The announcement noted, for example, that the three-month average share price discount to NAV had exceeded 5 per cent as of the start of September 2022. “Following that date, the company received $499mn in repayments, so the company would have been required to use up to $250mn to repurchase shares, until such times that the two-week discount became less than 1 per cent,” the trust said. “The company has invested approximately $28mn buying back shares since the discount control mechanism was triggered, leaving approximately $222mn that would not have been available to be deployed in new investments until such time that the two-week discount is less than 1 per cent.”

The change could, of course, have pros and cons for investors. The discount may be allowed to drift out slightly wider, hurting some existing investors in the short term. But that could provide buying opportunities for those looking to invest, while using more cash on investments rather than buybacks should bode well for future returns.

Killik & Co head of managed portfolio services, Mick Gilligan, who has a small position in the trust, notes that other risks are certainly worth bearing in mind. One issue is concentration risk: at the end of November there were just 10 loans in the portfolio, and Collegium debt made up 28.9 per cent of the fund at that point.

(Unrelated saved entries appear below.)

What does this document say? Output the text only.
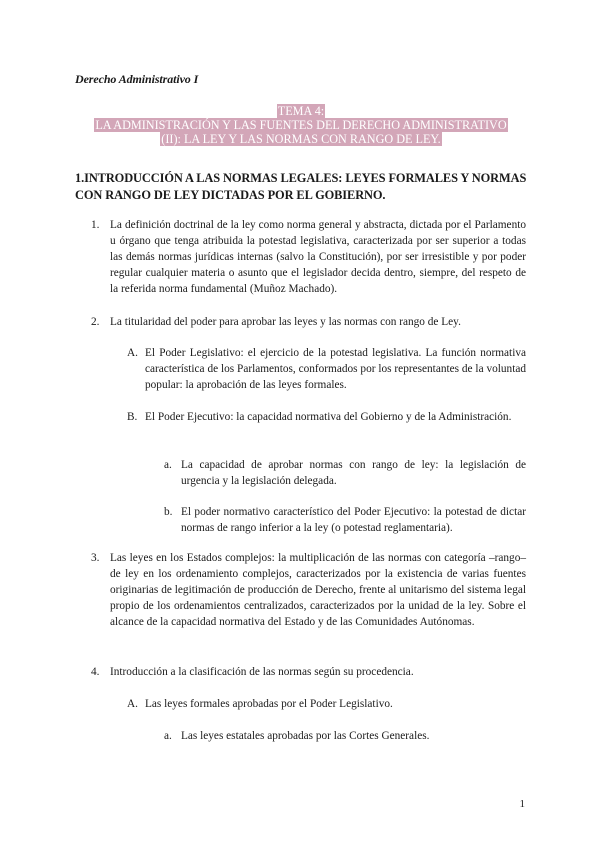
Derecho Administrativo I
TEMA 4:
LA ADMINISTRACIÓN Y LAS FUENTES DEL DERECHO ADMINISTRATIVO
(II): LA LEY Y LAS NORMAS CON RANGO DE LEY.
1.INTRODUCCIÓN A LAS NORMAS LEGALES: LEYES FORMALES Y NORMAS CON RANGO DE LEY DICTADAS POR EL GOBIERNO.
1. La definición doctrinal de la ley como norma general y abstracta, dictada por el Parlamento u órgano que tenga atribuida la potestad legislativa, caracterizada por ser superior a todas las demás normas jurídicas internas (salvo la Constitución), por ser irresistible y por poder regular cualquier materia o asunto que el legislador decida dentro, siempre, del respeto de la referida norma fundamental (Muñoz Machado).
2. La titularidad del poder para aprobar las leyes y las normas con rango de Ley.
A. El Poder Legislativo: el ejercicio de la potestad legislativa. La función normativa característica de los Parlamentos, conformados por los representantes de la voluntad popular: la aprobación de las leyes formales.
B. El Poder Ejecutivo: la capacidad normativa del Gobierno y de la Administración.
a. La capacidad de aprobar normas con rango de ley: la legislación de urgencia y la legislación delegada.
b. El poder normativo característico del Poder Ejecutivo: la potestad de dictar normas de rango inferior a la ley (o potestad reglamentaria).
3. Las leyes en los Estados complejos: la multiplicación de las normas con categoría –rango– de ley en los ordenamiento complejos, caracterizados por la existencia de varias fuentes originarias de legitimación de producción de Derecho, frente al unitarismo del sistema legal propio de los ordenamientos centralizados, caracterizados por la unidad de la ley. Sobre el alcance de la capacidad normativa del Estado y de las Comunidades Autónomas.
4. Introducción a la clasificación de las normas según su procedencia.
A. Las leyes formales aprobadas por el Poder Legislativo.
a. Las leyes estatales aprobadas por las Cortes Generales.
1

Other positions also looked pretty chunky, with the LumiraDx exposure amounting to 14.5 per cent and Insmed (US:INSM) debt making up 13.5 per cent of assets.

Currency risk is another issue, given that the trust’s revenues and share price are in dollars. Other dangers include the possibility of there being insufficient product sales for a company to meet its loan payments, or the trust being unable to recoup any shortfall were a company to default on its debt. On another note, the fund comes with what Gilligan describes as a “high fee burden”, with a 1 per cent annual management fee and a 10 per cent performance fee subject to conditions. 

BioPharma Credit, like some of its peers, does therefore look pricey compared with most funds operating in more conventional asset classes – although the idea is for income generation and positive net returns to offset such concerns. As always, however, investors should remember that a complex, highly specialist asset class such as this can run into unexpected idiosyncratic risks, be they industry changes or regulatory threats. So investors may want to size such specialist positions accordingly.